State legislative leaders—senate and house majority and minority leaders, senate presidents and house speakers—are in high-profile positions and use these types of committees for several purposes, including helping candidates within their parties in key races throughout the state.
As part of the Party Lines study of state political parties, the Center for Public Integrity examined the role of leadership committees in a handful of states: Florida, New Jersey, Illinois, Virginia and New York. To help identify leadership committees in these states, the Center contacted legislative leaders, state money-in-politics research organizations and political journalists. To compile the financial data, the Center used the online disclosure databases provided by state campaign finance regulatory agencies.

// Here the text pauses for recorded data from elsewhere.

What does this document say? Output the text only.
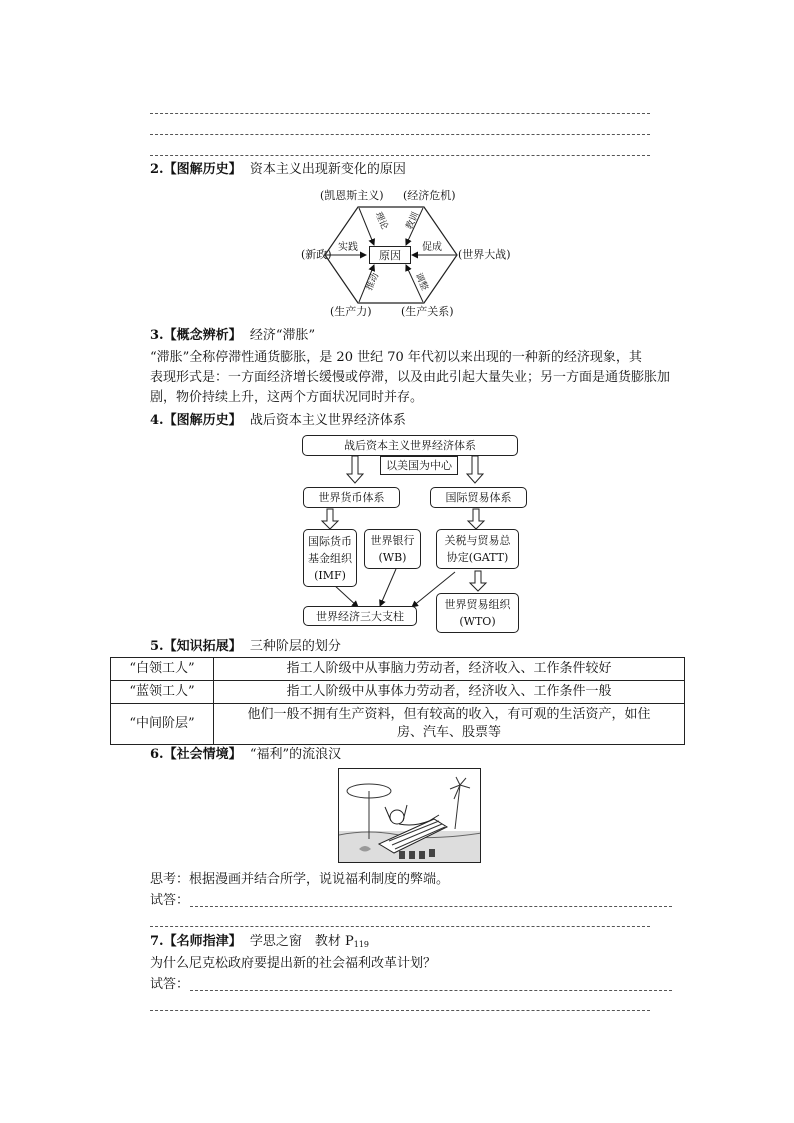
2.【图解历史】 资本主义出现新变化的原因
(凯恩斯主义) (经济危机)
(新政)	原因	(世界大战)
(生产力)	(生产关系)
实践	促成
理论	教训
推动	调整
3.【概念辨析】 经济“滞胀”
“滞胀”全称停滞性通货膨胀，是 20 世纪 70 年代初以来出现的一种新的经济现象，其
表现形式是：一方面经济增长缓慢或停滞，以及由此引起大量失业；另一方面是通货膨胀加
剧，物价持续上升，这两个方面状况同时并存。
4.【图解历史】 战后资本主义世界经济体系
战后资本主义世界经济体系
以美国为中心
世界货币体系	国际贸易体系
国际货币
基金组织
(IMF)
世界银行
(WB)
关税与贸易总
协定(GATT)
世界经济三大支柱
世界贸易组织
(WTO)
5.【知识拓展】 三种阶层的划分
“白领工人”	指工人阶级中从事脑力劳动者，经济收入、工作条件较好
“蓝领工人”	指工人阶级中从事体力劳动者，经济收入、工作条件一般
“中间阶层”	他们一般不拥有生产资料，但有较高的收入，有可观的生活资产，如住房、汽车、股票等
6.【社会情境】 “福利”的流浪汉
思考：根据漫画并结合所学，说说福利制度的弊端。
试答：
7.【名师指津】 学思之窗　教材 $P_{119}$
为什么尼克松政府要提出新的社会福利改革计划？
试答：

Because contribution limits and disclosure rules vary greatly from state to state, it is difficult to track money raised and spent by committees connected to legislative leaders. In many cases, it's hard even to determine which lawmakers operate such committees. Often, leadership PACs have generic or ambiguous names shielding them from affiliated lawmakers, such as "Committee for a Responsible Government" or "New Majority Project."
In Florida, legislators have formed leadership committees and have used a loophole in state law to solicit contributions of up to $50,000 from corporations and lobbyists without having to reveal contributor identities on campaign finance disclosure filings. In New Jersey, on the other hand, leadership committees are defined by statute and connected to the same positions in each party, independent of the lawmaker who holds the office.